Said resilience is measured not only in clear parameters of defense and security but also in broader terms of dealing with phenomena that could threaten the Israeli collective.
Initial reports of reservations by various elements from the Shin Bet being involved in COVID-19 contact tracing show how reluctant the agency is to break the rules regarding the classic parameters of its operations.
Since the initial controversy, however, things have changed. There is a new Shin Bet director at the helm and the Omicron variant is upon us, raising the possibility of again using ISA technology in the service of contact tracing and quarantine enforcement and again, hypocrisy has reared its head.
It is difficult to understand the unnecessary commotion and indignation by those who let the streetlight effect blind them to phenomena that embody a much graver violation of individual rights.
Take tech giants such as Facebook and Google, for example, which obtain personal information on users' preferences, habits, and opinions through their mobile devices. They are able to decipher our individual algorithms far more effectively than any Shin Bet analyst.
Why do we allow these multinational companies to intrude on our privacy without giving a second thought to the fact that they drive us into the abyss of consumer culture and hedonism, but are we so concerned about our privacy when it comes to the state using tools that are supposed to ensure our very existence?

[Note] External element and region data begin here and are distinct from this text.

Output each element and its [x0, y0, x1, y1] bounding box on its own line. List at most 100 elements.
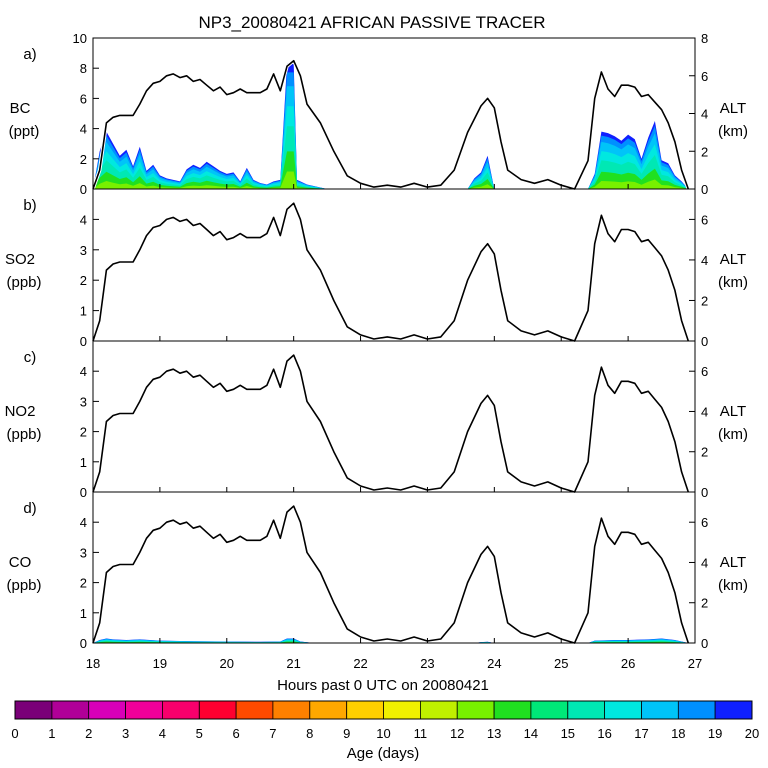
panel-id-label: a) — [23, 46, 36, 63]
alt-tick-label: 2 — [701, 144, 708, 159]
species-label: SO2 — [5, 251, 35, 268]
colorbar-swatch — [346, 700, 385, 720]
altitude-line — [92, 59, 690, 190]
panels-group: 024681002468a)BC(ppt)ALT(km)012340246b)S… — [5, 31, 748, 651]
alt-tick-label: 2 — [701, 596, 708, 611]
y-tick-label: 3 — [80, 394, 87, 409]
colorbar-swatch — [641, 700, 679, 720]
species-unit-label: (ppt) — [9, 123, 40, 140]
x-axis: 18 19 20 21 22 23 24 25 26 27 — [86, 656, 702, 671]
x-tick-label: 21 — [286, 656, 300, 671]
y-tick-label: 8 — [80, 61, 87, 76]
colorbar-swatch — [383, 700, 421, 720]
species-unit-label: (ppb) — [6, 426, 41, 443]
colorbar-tick-label: 12 — [450, 726, 464, 741]
alt-axis-unit: (km) — [718, 123, 748, 140]
x-tick-label: 24 — [487, 656, 501, 671]
y-tick-label: 4 — [80, 122, 87, 137]
colorbar-swatch — [198, 700, 237, 720]
alt-tick-label: 6 — [701, 212, 708, 227]
panel-frame — [92, 188, 696, 342]
colorbar-tick-label: 15 — [561, 726, 575, 741]
colorbar-tick-label: 19 — [708, 726, 722, 741]
alt-axis-label: ALT — [720, 554, 746, 571]
panel-frame — [92, 491, 696, 644]
y-tick-label: 1 — [80, 455, 87, 470]
alt-tick-label: 0 — [701, 485, 708, 500]
colorbar-tick-label: 0 — [11, 726, 18, 741]
colorbar-tick-label: 10 — [376, 726, 390, 741]
y-tick-label: 1 — [80, 606, 87, 621]
colorbar-tick-label: 14 — [524, 726, 538, 741]
y-tick-label: 2 — [80, 576, 87, 591]
colorbar-tick-label: 8 — [306, 726, 313, 741]
chart-title: NP3_20080421 AFRICAN PASSIVE TRACER — [198, 13, 545, 32]
alt-tick-label: 2 — [701, 293, 708, 308]
panel-bc: 0 2 4 6 8 10 0 2 4 6 8 a) BC (ppt) ALT (km) — [9, 31, 748, 197]
alt-tick-label: 2 — [701, 445, 708, 460]
y-tick-label: 3 — [80, 545, 87, 560]
colorbar-tick-label: 1 — [48, 726, 55, 741]
alt-axis-unit: (km) — [718, 577, 748, 594]
colorbar-swatch — [235, 700, 274, 720]
panel-no2: 0 1 2 3 4 0 2 4 6 c) NO2 (ppb) ALT (km) — [5, 340, 748, 500]
x-tick-label: 26 — [621, 656, 635, 671]
species-label: CO — [9, 554, 32, 571]
y-tick-label: 2 — [80, 273, 87, 288]
colorbar-swatch — [456, 700, 495, 720]
alt-axis-label: ALT — [720, 251, 746, 268]
colorbar-label: Age (days) — [347, 745, 420, 762]
alt-tick-label: 4 — [701, 555, 708, 570]
x-tick-label: 20 — [220, 656, 234, 671]
x-tick-label: 19 — [153, 656, 167, 671]
colorbar-swatch — [51, 700, 90, 720]
colorbar-swatch — [161, 700, 200, 720]
x-tick-label: 23 — [420, 656, 434, 671]
x-tick-label: 18 — [86, 656, 100, 671]
colorbar-swatch — [567, 700, 606, 720]
alt-tick-label: 6 — [701, 364, 708, 379]
y-tick-label: 0 — [80, 182, 87, 197]
species-unit-label: (ppb) — [6, 274, 41, 291]
altitude-line — [92, 354, 690, 493]
species-unit-label: (ppb) — [6, 577, 41, 594]
colorbar-tick-label: 20 — [745, 726, 759, 741]
colorbar-swatch — [419, 700, 458, 720]
colorbar-swatch — [125, 700, 163, 720]
x-tick-label: 22 — [353, 656, 367, 671]
alt-axis-unit: (km) — [718, 426, 748, 443]
colorbar-tick-label: 5 — [196, 726, 203, 741]
panel-id-label: b) — [23, 197, 36, 214]
alt-tick-label: 6 — [701, 515, 708, 530]
colorbar-tick-label: 3 — [122, 726, 129, 741]
alt-tick-label: 6 — [701, 69, 708, 84]
colorbar-tick-label: 17 — [634, 726, 648, 741]
colorbar-swatch — [272, 700, 311, 720]
x-axis-label: Hours past 0 UTC on 20080421 — [277, 677, 489, 694]
tracer-age-layer-6 — [93, 171, 689, 189]
colorbar-swatch — [530, 700, 569, 720]
panel-so2: 0 1 2 3 4 0 2 4 6 b) SO2 (ppb) ALT (km) — [5, 188, 748, 349]
alt-axis-label: ALT — [720, 100, 746, 117]
y-tick-label: 4 — [80, 364, 87, 379]
y-tick-label: 0 — [80, 636, 87, 651]
y-tick-label: 10 — [73, 31, 87, 46]
colorbar-tick-label: 13 — [487, 726, 501, 741]
colorbar-tick-label: 18 — [671, 726, 685, 741]
alt-tick-label: 4 — [701, 253, 708, 268]
colorbar-tick-label: 9 — [343, 726, 350, 741]
y-tick-label: 6 — [80, 91, 87, 106]
alt-axis-unit: (km) — [718, 274, 748, 291]
colorbar-swatch — [14, 700, 53, 720]
alt-tick-label: 4 — [701, 404, 708, 419]
y-tick-label: 4 — [80, 515, 87, 530]
panel-id-label: d) — [23, 500, 36, 517]
tracer-age-layer-2 — [93, 639, 689, 643]
alt-tick-label: 0 — [701, 636, 708, 651]
colorbar-frame — [14, 700, 753, 720]
y-tick-label: 2 — [80, 152, 87, 167]
colorbar-tick-label: 2 — [85, 726, 92, 741]
alt-tick-label: 4 — [701, 107, 708, 122]
altitude-line — [92, 202, 690, 342]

Could it be that these self-professed liberals have their own hedonistic interests to promote, or perhaps this is a group stuck in the 20th century and fails to understand that today, some threats to liberties are now posed not only by the state apparatus that, in the case of the coronavirus pandemic, is on our side?
George Orwell's 1984 is not really here; but it seems that the power of criticism that has grown from liberalism has become, like the coronavirus, into a kind of free radical that works against the body and common sense.